Sie eilt zu ihm, hebt vorsichtig den Kopf und lehnt ihn gegen das Bett. Seine fettigen, schütteren Haare hängen schief von seinem Schädel herunter. Mit Lidern auf Halbmast, so dass man seine blutunterlaufenen, glasigen Augen nur schwerlich sieht, stammelt er kaum verständlich: »Zu viele … Die werden …«

»Bob, ich bin es, Lilly. Kannst du mich hören? Alles ist gut, ich bin hier.«

Sein Kopf fällt wieder nach vorne. »Die werden alle sterben … Wenn wir nicht die schlimmsten Fälle sichten …«

»Bob, wach auf! Du träumst. Alles ist gut, ich bin doch hier!«

»Voller Maden … Zu viele … Grässlich …«

Sie stellt sich auf, dreht sich um und verlässt das Schlafzimmer, um im verwahrlosten Badezimmer einen dreckigen Becher mit Wasser zu füllen. Mit dem Becher in der Hand kehrt sie zu Bob zurück. Sanft löst sie seine Finger von der Flasche Jim Beam und wirft sie dann mit Wucht gegen die Wand. Die Flasche zerbirst in tausend Scherben und hinterlässt einen feuchten Fleck auf der Blumentapete. Bob zuckt bei dem Lärm zusammen.

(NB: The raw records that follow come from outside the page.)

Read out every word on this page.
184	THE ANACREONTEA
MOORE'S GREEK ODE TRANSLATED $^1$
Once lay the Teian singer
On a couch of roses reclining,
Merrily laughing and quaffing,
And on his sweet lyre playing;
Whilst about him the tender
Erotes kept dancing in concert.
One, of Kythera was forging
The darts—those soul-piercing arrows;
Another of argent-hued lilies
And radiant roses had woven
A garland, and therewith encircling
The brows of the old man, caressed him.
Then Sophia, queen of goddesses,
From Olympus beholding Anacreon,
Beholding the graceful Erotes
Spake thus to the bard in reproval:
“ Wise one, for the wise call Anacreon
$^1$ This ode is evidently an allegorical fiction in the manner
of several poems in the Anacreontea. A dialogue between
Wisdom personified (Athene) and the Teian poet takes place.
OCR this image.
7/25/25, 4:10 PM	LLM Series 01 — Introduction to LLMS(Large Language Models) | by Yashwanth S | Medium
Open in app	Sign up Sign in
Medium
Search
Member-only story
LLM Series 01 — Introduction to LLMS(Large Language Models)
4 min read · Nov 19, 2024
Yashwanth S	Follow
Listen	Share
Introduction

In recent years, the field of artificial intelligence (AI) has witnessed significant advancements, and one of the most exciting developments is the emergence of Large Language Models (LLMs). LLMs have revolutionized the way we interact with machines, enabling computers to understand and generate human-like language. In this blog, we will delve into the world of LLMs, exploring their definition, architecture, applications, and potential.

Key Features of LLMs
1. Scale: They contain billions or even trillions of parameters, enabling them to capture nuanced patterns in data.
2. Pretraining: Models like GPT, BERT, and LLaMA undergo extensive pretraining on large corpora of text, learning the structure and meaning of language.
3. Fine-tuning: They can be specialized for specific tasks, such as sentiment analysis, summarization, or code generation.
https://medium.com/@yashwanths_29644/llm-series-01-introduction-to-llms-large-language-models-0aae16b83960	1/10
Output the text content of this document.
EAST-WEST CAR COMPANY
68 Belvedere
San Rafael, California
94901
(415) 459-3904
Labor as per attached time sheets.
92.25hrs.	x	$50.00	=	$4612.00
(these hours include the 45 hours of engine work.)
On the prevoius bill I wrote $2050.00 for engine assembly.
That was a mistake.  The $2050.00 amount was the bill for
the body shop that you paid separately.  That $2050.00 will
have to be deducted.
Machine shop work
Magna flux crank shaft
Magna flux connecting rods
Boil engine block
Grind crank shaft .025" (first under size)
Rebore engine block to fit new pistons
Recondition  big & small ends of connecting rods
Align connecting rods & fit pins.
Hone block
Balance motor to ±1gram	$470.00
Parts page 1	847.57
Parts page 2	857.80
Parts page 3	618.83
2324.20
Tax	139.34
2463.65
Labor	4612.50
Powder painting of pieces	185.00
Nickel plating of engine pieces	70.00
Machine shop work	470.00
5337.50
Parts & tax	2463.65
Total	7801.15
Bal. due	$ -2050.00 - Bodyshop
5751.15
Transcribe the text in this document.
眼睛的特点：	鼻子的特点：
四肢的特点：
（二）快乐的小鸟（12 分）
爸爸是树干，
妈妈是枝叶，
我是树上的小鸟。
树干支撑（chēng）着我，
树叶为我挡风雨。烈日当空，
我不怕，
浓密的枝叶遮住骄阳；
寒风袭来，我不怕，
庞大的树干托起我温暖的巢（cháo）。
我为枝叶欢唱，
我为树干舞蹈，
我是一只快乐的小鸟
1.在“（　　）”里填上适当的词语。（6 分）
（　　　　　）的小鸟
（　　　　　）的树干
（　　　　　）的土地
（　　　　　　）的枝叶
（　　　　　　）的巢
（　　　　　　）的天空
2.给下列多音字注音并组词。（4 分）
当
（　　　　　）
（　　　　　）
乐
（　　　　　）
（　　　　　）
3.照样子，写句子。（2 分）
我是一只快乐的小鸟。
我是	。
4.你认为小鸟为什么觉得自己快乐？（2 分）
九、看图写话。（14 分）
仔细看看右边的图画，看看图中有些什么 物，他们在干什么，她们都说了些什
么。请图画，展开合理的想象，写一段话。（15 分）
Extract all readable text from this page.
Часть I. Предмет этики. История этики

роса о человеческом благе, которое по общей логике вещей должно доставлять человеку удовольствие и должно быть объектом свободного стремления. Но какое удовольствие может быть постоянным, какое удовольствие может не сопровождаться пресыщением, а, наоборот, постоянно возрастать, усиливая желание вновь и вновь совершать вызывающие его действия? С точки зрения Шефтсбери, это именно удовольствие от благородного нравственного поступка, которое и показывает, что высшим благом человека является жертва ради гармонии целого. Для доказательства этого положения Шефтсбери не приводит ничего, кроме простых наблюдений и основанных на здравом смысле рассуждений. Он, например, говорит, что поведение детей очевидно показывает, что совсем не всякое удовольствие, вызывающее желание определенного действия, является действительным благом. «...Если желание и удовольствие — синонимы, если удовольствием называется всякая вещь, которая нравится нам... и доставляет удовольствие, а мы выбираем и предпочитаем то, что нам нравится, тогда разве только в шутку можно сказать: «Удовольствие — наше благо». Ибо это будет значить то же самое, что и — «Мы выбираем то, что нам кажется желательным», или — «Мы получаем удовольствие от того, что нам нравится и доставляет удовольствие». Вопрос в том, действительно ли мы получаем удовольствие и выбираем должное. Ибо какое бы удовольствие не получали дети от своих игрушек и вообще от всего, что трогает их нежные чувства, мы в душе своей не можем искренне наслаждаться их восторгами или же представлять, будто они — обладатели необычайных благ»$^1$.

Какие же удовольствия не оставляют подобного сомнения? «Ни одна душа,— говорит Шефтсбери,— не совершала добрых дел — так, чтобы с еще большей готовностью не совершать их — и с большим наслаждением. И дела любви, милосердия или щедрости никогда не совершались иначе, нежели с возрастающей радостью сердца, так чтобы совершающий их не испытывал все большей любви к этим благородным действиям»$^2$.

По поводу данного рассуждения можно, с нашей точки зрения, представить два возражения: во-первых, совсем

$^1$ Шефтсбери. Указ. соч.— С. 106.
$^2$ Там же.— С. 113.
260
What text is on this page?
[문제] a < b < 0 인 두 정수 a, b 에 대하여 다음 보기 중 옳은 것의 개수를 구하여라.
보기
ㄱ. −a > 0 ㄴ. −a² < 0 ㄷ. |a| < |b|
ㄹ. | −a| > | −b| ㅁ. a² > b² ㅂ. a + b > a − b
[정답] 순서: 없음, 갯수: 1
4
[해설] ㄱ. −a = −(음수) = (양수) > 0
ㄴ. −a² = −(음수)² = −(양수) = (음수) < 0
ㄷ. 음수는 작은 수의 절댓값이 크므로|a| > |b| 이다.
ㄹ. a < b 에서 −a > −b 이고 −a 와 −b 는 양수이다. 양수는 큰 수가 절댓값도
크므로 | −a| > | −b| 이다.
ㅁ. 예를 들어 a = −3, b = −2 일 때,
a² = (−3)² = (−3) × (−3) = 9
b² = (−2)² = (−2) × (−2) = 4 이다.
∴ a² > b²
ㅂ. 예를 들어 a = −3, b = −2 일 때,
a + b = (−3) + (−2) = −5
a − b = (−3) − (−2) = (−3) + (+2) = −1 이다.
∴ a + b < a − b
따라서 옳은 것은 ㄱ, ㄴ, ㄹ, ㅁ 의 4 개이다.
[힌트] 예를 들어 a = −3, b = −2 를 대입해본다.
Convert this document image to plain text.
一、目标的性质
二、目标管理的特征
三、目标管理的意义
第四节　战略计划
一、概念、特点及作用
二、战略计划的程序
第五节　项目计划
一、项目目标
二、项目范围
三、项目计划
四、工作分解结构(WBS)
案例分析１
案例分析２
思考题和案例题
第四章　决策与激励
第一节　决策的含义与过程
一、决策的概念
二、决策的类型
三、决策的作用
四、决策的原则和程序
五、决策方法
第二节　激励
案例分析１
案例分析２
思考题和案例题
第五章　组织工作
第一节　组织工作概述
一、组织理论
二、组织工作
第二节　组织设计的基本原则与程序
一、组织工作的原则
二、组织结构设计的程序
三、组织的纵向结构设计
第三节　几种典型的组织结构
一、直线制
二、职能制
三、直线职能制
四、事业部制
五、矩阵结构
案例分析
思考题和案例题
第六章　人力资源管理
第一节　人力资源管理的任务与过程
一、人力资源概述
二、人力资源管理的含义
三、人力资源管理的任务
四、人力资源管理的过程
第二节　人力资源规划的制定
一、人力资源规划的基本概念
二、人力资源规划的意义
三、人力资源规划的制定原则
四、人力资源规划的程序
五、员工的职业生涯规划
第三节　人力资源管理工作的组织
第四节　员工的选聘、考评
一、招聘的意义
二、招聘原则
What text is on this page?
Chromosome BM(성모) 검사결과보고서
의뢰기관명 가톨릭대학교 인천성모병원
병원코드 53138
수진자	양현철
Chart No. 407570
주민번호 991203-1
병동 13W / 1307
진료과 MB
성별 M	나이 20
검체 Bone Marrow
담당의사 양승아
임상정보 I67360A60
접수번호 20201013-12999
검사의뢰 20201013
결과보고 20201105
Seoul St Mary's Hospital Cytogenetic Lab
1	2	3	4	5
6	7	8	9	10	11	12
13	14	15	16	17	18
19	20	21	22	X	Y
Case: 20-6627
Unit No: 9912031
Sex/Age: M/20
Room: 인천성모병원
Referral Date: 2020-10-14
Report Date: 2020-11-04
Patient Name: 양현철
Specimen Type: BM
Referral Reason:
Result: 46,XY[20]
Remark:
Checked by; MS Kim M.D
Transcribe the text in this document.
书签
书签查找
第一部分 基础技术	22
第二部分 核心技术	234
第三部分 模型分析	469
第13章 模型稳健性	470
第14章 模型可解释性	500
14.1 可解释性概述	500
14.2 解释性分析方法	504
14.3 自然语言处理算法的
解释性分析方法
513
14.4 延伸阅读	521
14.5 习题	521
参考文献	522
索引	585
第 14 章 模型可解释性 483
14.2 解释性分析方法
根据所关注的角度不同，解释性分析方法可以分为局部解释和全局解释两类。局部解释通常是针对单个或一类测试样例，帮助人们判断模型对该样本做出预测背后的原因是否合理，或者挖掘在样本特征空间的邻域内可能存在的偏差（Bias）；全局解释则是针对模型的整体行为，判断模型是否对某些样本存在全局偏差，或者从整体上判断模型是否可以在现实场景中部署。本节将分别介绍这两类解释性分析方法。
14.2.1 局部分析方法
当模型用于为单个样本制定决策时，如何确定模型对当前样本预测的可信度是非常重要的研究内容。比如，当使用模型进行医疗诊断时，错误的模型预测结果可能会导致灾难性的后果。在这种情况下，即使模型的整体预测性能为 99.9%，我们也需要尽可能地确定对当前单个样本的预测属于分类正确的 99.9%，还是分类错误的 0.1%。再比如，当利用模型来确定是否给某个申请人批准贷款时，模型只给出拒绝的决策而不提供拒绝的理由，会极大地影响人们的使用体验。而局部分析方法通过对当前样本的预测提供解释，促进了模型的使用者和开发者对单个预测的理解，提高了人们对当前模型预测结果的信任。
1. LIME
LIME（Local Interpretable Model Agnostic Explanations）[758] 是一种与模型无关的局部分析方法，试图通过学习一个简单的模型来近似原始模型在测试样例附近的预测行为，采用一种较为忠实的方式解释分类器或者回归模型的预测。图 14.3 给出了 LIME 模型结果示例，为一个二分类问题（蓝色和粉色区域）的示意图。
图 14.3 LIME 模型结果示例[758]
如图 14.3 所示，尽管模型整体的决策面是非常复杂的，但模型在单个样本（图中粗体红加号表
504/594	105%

»Hier, trink«, fordert sie ihn auf und flößt ihm etwas Wasser in den Mund. Er hustet, schluckt es aber. Seine Hände zucken, und sein ganzer Körper schüttelt sich. Er versucht, Lilly anzuschauen, aber seine Augen spielen nicht mit. Sie legt ihm eine Hand auf seine fiebrige Stirn. »Ich weiß, dass es dir nicht gut geht, Bob. Aber das wird schon wieder. Ich bin ja da. Los, komm.«

Sie greift ihm unter die Arme, hebt ihn mit Mühe auf das Bett und legt ihm ein Kissen unter den Kopf. Dann deckt sie ihn zu und redet sanft auf ihn ein: »Ich weiß, dass der Verlust von Megan dir zu schaffen macht, aber lass dich nicht gehen, Bob. Das Leben geht weiter.«

Er runzelt die Stirn, und der Schmerz steht ihm im Gesicht geschrieben. Er schaut zur Decke auf, erweckt den Anschein, als ob er lebendig begraben wurde und zu atmen versucht. Endlich lallt er: »Ich wollte doch nicht … Nie … Das war doch nicht meine Idee, dass …«

»Es ist okay, Bob. Du musst dich nicht erklären.« Sie streichelt ihm die Stirn und sagt dann mit ruhiger Stimme: »Du hast das gut gemacht. Alles wird gut. Hier wird sich einiges ändern, und zwar zum Guten.« Sie streichelt seine Wange, spürt seine kalte Haut und beginnt, leise Joni Mitchells »The Circle Game« zu singen. Wie in den alten Zeiten.

Bob lässt den Kopf auf das von Schweiß durchtränkte Kissen sinken. Sein Atmen wird ruhiger. Er schließt die Augen. Wie in alten Zeiten … Er fängt zu schnarchen an, aber Lilly singt noch etwas weiter.

»Wir … entfernen ihn«, haucht Lilly dem schlafenden Mann zu.

Sie weiß, dass er nichts mehr hört, aber sie redet mit sich selbst, mit einem tief begrabenen Teil ihrer Psyche.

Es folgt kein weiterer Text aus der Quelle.